Page — Le personnage principal est Robyn. Mais son mari est aussi un personnage central, même s’il apparaît très peu.
D. K. — Effectivement. Paul est présent à toutes les pages, soit dans l’imagination de Robyn, soit à travers les personnages que rencontre Robyn et qui ont côtoyé de près ou de loin son mari. C’est un des thèmes que j’ai choisi de travailler dans ce roman par le biais de cette présence-absence d’un des personnages principaux : jusqu’à quel point connaît-on une personne, aussi proche soit-elle ? En l’occurrence, Robyn n’aurait jamais pu imaginer l’acte de trahison de Paul, parce qu’elle avait une image idéalisée de son mari. De plus, Robyn est expert-comptable, c’est un métier très rationnel. Robyn est d’ailleurs une femme extrêmement rationnelle. À l’opposé de Paul qui, lui, est un artiste, beaucoup plus dans l’émotion et dans les sensations. C’est souvent le cas dans les couples, d’ailleurs, où les caractères sont opposés. Finalement, Paul n’est pas antipathique, il est seulement très irresponsable. Lorsqu’il en prend conscience, cela le rend malheureux… mais c’est trop tard.

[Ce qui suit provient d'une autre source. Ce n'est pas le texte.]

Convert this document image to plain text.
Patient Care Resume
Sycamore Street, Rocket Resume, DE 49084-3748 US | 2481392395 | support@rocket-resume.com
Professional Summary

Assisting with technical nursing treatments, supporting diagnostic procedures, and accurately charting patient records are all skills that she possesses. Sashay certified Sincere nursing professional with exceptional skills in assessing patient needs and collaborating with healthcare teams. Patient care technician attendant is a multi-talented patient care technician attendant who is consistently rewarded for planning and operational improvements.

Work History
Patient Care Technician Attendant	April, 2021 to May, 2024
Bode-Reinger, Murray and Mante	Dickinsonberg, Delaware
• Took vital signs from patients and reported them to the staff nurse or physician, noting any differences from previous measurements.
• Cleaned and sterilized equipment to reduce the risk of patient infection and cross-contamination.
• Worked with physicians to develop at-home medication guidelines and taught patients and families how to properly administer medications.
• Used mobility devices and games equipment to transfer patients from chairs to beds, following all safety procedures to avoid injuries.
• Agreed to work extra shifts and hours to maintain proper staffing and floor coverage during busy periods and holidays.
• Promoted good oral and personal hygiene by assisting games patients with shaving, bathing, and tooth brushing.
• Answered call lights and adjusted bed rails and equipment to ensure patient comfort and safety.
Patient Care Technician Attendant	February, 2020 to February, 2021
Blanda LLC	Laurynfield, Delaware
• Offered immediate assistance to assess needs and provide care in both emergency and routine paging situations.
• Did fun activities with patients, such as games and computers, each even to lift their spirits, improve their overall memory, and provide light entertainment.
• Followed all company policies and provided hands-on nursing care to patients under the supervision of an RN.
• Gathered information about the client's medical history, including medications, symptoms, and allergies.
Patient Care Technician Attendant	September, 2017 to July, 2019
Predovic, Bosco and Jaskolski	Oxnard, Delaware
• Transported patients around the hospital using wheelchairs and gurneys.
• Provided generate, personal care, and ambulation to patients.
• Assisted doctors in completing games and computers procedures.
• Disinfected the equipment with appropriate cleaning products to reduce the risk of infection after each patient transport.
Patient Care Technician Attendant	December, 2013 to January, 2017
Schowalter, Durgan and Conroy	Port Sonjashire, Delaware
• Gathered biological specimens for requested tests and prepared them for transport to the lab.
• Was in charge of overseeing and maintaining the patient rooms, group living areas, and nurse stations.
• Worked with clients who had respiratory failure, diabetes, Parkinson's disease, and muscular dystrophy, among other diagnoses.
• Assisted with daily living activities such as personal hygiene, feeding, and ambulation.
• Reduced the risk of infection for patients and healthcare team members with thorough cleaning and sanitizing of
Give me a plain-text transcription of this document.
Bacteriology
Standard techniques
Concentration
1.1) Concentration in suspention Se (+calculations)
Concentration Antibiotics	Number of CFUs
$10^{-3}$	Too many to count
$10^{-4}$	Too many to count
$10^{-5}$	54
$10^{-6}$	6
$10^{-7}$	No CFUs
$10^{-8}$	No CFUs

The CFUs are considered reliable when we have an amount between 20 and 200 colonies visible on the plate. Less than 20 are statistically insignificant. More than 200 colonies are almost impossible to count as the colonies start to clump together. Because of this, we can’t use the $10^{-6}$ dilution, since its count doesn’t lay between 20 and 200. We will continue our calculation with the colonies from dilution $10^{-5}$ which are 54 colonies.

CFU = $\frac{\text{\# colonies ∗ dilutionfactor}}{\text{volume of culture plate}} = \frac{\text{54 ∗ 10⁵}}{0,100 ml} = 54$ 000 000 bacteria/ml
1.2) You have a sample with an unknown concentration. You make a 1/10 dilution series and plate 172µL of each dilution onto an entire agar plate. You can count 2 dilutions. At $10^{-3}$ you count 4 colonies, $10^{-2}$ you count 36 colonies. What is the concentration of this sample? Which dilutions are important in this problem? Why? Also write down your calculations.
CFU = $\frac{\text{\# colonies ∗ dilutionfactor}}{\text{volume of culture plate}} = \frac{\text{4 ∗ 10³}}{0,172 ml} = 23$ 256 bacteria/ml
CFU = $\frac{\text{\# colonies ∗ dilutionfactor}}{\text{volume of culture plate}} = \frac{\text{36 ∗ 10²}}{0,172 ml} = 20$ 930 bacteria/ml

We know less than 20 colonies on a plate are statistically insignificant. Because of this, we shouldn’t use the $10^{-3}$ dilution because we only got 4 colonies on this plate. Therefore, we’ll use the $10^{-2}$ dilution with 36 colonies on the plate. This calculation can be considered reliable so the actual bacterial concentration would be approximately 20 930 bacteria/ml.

Page — Parlez-nous du rôle de l’argent dans ce roman.
D. K. — Oui, l’argent est un problème dans le couple. Il y a souvent l’idée que l’argent aide au bonheur, mais on s’aperçoit que ce n’est pas le cas. L’argent facilite les choses, mais ne rend pas heureux. Robyn va mettre tout son argent dans la recherche de Paul, car bien qu’il l’ait trahie, elle voudrait le sauver, de lui-même et de son irresponsabilité. L’argent est un moyen, certainement pas une fin.

Page — Ce roman est aussi un bel hommage aux Marocains.
D. K. — Je voulais brosser un portrait chaleureux du Maroc. J’espère que cela se ressent. Les Marocains que j’ai mis en scène ont tous quelque chose à apporter et des amitiés fortes vont se nouer entre Robyn et ces derniers. J’espère que le lecteur aura du plaisir à découvrir ces personnages et ce pays, que j’aime particulièrement.